C’est une bonne chose que la voiture ait des amortisseurs décents – installés par Dennis lui-même l’année précédente. Dans le cas contraire, il aurait été aplati comme une crêpe. Avec de grandes précautions, il tente de s’extraire en roulant de dessous le véhicule, mais le bord de la carcasse lui heurte les côtes et… Bon, il ne peut pas passer dessous, même de justesse.
— Repose les pieds par terre et soulage la voiture de ton poids !
— Je, euh, je peux pas. On dirait que ma main est… coincée sous ce truc-là.
— Quoi, ce truc-là ?
— Je crois que c’est le delco. J’ai attrapé la pointe, mais…
— Si tu laisses tomber la pointe, tu peux te libérer la main ?
— Euh… Non. Ça marchera dans aucun des deux cas.
Dennis soupire, se déplace de côté jusqu’à ce qu’il tombe du chariot, qui cogne contre la coque du véhicule, et il rampe par terre à reculons sur le dos, la nuque heurtant le sol. Un lent et éprouvant flottement des roues avant lorsqu’il passe entre les accroche-rails, qui sont appuyés sur le sol, et il sort de sous la voiture.

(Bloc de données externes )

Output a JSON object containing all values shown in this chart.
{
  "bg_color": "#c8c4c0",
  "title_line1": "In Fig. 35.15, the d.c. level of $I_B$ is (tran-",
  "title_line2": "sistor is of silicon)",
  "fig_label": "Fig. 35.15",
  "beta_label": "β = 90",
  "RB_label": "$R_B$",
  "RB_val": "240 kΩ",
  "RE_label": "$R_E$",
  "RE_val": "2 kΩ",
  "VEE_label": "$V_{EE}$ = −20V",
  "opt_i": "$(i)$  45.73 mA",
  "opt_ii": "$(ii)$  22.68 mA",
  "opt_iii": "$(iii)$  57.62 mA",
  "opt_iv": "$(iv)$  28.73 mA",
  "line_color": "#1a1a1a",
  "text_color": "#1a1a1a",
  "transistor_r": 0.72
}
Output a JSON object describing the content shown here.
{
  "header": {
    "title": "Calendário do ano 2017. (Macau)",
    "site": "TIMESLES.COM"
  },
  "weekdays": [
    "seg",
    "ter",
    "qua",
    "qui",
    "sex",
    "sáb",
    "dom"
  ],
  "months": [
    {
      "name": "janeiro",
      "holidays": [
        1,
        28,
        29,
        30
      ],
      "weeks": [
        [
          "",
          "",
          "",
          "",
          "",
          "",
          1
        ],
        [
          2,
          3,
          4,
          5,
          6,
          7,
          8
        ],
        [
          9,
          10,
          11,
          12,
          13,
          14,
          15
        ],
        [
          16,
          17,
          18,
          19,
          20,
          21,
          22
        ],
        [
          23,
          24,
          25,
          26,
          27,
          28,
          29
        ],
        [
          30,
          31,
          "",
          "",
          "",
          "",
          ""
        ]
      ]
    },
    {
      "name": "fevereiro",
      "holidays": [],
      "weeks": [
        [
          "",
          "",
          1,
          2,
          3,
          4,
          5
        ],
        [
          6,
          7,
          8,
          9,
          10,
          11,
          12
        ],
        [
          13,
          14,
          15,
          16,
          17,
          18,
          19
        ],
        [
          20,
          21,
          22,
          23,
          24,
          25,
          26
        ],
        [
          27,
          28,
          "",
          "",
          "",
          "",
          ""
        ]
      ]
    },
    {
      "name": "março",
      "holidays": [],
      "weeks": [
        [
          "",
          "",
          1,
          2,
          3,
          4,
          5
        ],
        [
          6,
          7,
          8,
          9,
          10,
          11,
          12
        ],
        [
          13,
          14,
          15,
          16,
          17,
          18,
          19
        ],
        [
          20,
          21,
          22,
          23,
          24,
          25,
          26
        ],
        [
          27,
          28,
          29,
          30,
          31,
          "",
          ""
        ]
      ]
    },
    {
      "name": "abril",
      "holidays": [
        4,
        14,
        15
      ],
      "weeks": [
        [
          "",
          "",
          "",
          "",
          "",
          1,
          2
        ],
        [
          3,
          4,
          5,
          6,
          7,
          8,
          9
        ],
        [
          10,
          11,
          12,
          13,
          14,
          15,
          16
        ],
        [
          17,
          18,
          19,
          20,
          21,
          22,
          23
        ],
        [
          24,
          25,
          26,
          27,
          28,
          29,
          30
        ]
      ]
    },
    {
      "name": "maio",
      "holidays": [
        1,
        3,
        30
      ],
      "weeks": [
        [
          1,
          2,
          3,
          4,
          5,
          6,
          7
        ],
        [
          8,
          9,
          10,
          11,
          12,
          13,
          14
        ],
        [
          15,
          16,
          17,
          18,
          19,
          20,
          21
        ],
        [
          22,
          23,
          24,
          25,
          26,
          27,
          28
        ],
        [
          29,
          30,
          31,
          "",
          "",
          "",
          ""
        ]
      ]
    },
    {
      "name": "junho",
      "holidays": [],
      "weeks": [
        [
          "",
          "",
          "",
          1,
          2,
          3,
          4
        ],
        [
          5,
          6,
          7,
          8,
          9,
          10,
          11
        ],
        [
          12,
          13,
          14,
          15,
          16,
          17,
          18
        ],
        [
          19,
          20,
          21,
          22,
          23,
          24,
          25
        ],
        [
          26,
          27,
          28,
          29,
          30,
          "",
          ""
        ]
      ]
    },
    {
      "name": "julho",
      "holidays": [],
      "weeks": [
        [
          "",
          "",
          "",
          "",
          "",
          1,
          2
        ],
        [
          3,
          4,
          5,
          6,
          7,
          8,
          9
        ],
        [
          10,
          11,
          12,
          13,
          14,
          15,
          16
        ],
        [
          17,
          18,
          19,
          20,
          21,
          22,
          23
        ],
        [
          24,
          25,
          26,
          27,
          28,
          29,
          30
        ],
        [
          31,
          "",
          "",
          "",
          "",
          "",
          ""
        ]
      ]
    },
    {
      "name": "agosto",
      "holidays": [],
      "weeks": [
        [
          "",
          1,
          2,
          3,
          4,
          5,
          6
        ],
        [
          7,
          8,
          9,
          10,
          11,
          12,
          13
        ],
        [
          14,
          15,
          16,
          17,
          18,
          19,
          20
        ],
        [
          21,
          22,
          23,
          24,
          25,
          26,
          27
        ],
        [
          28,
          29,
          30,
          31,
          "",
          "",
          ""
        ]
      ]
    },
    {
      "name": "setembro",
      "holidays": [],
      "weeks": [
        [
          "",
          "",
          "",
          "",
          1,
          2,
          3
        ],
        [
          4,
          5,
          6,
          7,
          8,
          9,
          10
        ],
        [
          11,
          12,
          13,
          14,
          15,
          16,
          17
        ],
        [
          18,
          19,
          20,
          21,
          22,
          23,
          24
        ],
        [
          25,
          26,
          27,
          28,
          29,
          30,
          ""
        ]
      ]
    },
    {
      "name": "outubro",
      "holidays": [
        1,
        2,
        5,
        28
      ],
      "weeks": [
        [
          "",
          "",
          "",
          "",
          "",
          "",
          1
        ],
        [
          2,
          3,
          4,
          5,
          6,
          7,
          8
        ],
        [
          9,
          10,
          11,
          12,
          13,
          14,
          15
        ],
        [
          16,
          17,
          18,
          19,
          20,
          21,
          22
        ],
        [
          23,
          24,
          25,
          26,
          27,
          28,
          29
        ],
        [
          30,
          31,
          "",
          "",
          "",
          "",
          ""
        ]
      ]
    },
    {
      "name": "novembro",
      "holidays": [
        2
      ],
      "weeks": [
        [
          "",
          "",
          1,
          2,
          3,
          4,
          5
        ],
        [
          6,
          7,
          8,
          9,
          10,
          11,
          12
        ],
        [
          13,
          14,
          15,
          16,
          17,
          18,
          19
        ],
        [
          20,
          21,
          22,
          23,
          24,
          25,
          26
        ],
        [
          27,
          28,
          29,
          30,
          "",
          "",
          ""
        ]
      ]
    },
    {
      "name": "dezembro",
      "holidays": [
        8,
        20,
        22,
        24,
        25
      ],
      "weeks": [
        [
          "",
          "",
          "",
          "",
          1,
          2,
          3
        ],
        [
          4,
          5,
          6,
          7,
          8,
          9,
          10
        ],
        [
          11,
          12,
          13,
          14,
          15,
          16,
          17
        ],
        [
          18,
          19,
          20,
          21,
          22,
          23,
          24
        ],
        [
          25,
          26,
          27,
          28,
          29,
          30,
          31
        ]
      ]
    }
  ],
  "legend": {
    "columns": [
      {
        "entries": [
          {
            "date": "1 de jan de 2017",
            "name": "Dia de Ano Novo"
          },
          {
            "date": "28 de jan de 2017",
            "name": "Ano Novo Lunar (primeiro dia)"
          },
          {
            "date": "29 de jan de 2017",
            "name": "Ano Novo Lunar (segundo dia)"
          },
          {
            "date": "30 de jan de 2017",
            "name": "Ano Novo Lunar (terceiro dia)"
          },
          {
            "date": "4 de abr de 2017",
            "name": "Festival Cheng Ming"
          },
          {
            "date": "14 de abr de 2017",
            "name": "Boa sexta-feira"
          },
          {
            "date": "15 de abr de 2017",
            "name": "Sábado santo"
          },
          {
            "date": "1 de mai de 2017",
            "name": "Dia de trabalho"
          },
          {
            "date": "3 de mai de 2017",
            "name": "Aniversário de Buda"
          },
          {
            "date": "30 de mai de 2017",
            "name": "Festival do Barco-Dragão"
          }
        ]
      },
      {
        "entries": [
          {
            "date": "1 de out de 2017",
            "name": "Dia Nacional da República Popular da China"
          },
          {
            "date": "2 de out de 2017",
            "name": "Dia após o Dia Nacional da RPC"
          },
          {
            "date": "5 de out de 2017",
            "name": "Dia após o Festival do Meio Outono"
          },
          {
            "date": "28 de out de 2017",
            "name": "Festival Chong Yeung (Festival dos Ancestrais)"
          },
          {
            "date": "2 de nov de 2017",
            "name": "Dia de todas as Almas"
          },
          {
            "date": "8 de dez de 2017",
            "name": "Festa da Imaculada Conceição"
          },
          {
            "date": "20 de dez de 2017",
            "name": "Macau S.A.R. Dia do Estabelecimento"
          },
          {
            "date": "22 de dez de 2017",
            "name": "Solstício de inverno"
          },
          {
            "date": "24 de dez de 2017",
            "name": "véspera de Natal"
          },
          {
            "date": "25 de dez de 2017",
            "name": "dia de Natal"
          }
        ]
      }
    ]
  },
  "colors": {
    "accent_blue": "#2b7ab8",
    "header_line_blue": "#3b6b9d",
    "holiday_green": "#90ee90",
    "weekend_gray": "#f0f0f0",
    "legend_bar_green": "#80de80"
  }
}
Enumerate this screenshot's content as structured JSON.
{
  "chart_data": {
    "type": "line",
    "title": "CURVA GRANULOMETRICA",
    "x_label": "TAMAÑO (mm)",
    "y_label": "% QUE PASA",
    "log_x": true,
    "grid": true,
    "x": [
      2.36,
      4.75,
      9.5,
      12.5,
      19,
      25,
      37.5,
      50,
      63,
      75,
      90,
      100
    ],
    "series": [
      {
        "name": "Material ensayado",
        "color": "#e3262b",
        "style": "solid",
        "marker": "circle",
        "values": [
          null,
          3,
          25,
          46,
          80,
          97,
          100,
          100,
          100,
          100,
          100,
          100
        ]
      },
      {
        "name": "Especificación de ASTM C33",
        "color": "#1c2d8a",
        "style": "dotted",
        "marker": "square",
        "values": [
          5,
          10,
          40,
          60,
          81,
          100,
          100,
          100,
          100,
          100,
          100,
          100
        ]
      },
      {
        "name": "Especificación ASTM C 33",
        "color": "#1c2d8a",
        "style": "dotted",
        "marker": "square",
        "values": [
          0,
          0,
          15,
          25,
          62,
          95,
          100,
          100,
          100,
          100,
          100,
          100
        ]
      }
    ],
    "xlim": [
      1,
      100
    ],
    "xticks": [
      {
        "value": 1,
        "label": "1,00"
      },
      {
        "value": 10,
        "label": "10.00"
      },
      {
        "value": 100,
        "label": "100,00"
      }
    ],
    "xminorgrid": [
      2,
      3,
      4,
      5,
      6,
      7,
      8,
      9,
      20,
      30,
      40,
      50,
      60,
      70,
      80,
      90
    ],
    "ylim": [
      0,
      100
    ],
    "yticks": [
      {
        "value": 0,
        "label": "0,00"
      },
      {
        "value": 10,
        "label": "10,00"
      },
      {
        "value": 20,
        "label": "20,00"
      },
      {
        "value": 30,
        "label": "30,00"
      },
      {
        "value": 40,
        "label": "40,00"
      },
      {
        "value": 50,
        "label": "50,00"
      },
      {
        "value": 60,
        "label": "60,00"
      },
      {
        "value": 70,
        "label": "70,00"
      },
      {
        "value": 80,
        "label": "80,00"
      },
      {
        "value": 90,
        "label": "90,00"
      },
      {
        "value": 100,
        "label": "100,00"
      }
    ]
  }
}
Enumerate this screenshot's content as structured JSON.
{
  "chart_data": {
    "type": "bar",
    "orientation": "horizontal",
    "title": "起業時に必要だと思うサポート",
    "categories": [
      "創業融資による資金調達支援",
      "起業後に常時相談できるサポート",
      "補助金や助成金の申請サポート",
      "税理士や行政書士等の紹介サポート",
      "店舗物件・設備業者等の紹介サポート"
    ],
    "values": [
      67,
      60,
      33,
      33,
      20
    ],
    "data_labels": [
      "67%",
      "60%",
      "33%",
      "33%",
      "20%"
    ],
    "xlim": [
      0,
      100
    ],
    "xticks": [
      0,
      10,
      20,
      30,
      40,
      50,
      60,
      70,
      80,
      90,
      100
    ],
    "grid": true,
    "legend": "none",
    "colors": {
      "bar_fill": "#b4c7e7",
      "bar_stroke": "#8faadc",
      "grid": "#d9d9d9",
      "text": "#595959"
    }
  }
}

Il se lève, se masse la nuque, regarde les jambes qui émergent du capot et gigotent. On dirait que le gamin a bondi et plongé à l’intérieur du truc. En fait, il a sans doute fait quelque chose qui se rapproche pas mal de ça. Dennis saisit une lampe-torche et en dirige le faisceau vers le compartiment moteur ; la tête de Jim est tordue vers le bas et tournée sur sa poitrine.
— Salut, fait Jim.
Dennis braque la torche sur le bout du bras de Jim, là où il disparaît sous le delco.
— Tu dis que tu as laissé tomber la pointe ?
— Oui.
À l’entendre, on dirait qu’il a un collier de serrage refermé sur la gorge. Dennis se penche, atteint le delco, fait basculer les attaches et ôte le chapeau du distributeur.
— Essaie, maintenant.
Jim tire d’un coup brusque, sa main se dégage et sa tête remonte brusquement vers le capot, quelle heurte et déloge de sa minable barre d’appui métallique, et qui retombe en claquant, manquant de peu les doigts et le cou de Jim.
— Ooh ! Oups !
Dennis regarde Jim par-dessus les verres de ses lunettes de mécano. Il rouvre le capot. Il remet la tête de delco en place.
— Où disais-tu quelle est, cette pointe ?
— Je l’ai, dit Jim, se frottant la tête d’une main.
De l’autre, il brandit fièrement la pointe.
Dennis finit le travail lui-même. Quand il remet le boîtier, il donne à chaque vis un dernier coup de tournevis vraiment appuyé ; si Jim tente de les enlever (comme s’il y avait une chance !), il saura qui les a vissées la dernière fois…
— Alors, ton travail, comment ça se passe ? demande intelligemment Jim pour remplir le silence.
— Très bien.
Dennis termine, referme.
— Je vais être obligé de rester à Washington la majeure partie de la semaine prochaine, dit-il à son fils. Ça serait peut-être bien que tu viennes dîner ici un soir ou deux.
— O.K., je le ferai.
Dennis remet ses outils dans la boîte à outils.
— Bon, j’y vais, maintenant, je crois.
— Dis au revoir à ta mère, d’abord.
— Oh, ouais.
Dennis le suit dans la maison en secouant un peu la tête. Jambes ondulant dans les airs… Un peu comme un scarabée retourné sur le dos.
À l’intérieur, Jim fait ses adieux à Lucy.
— Comment se fait-il que nous n’ayons pas vu Sheila ces temps-ci ? lui demande Lucy.
— Oh, je ne sais pas. Nous ne sommes pas tellement sortis au cours des dernières semaines.
— Quel dommage. Je l’aime bien.
— Moi aussi. On a été trop occupés, c’est tout.
— Eh bien, tu devrais l’appeler.
— Ouais, je le ferai.
— Et tu devrais aussi aller voir ton oncle Tom. Tu l’as fait, récemment ?
— Non, mais je le ferai. Bon, je m’en vais. Merci pour le coup de main, papa.
Dennis peut le voir oublier ses promesses d’appeler alors même qu’il passe la porte.
— À bientôt. Sois prudent, dit-il. Tâche de ne pas te faire coincer dans l’habitacle de ta voiture.
Quand la porte se referme en claquant, Dennis rit. Brièvement.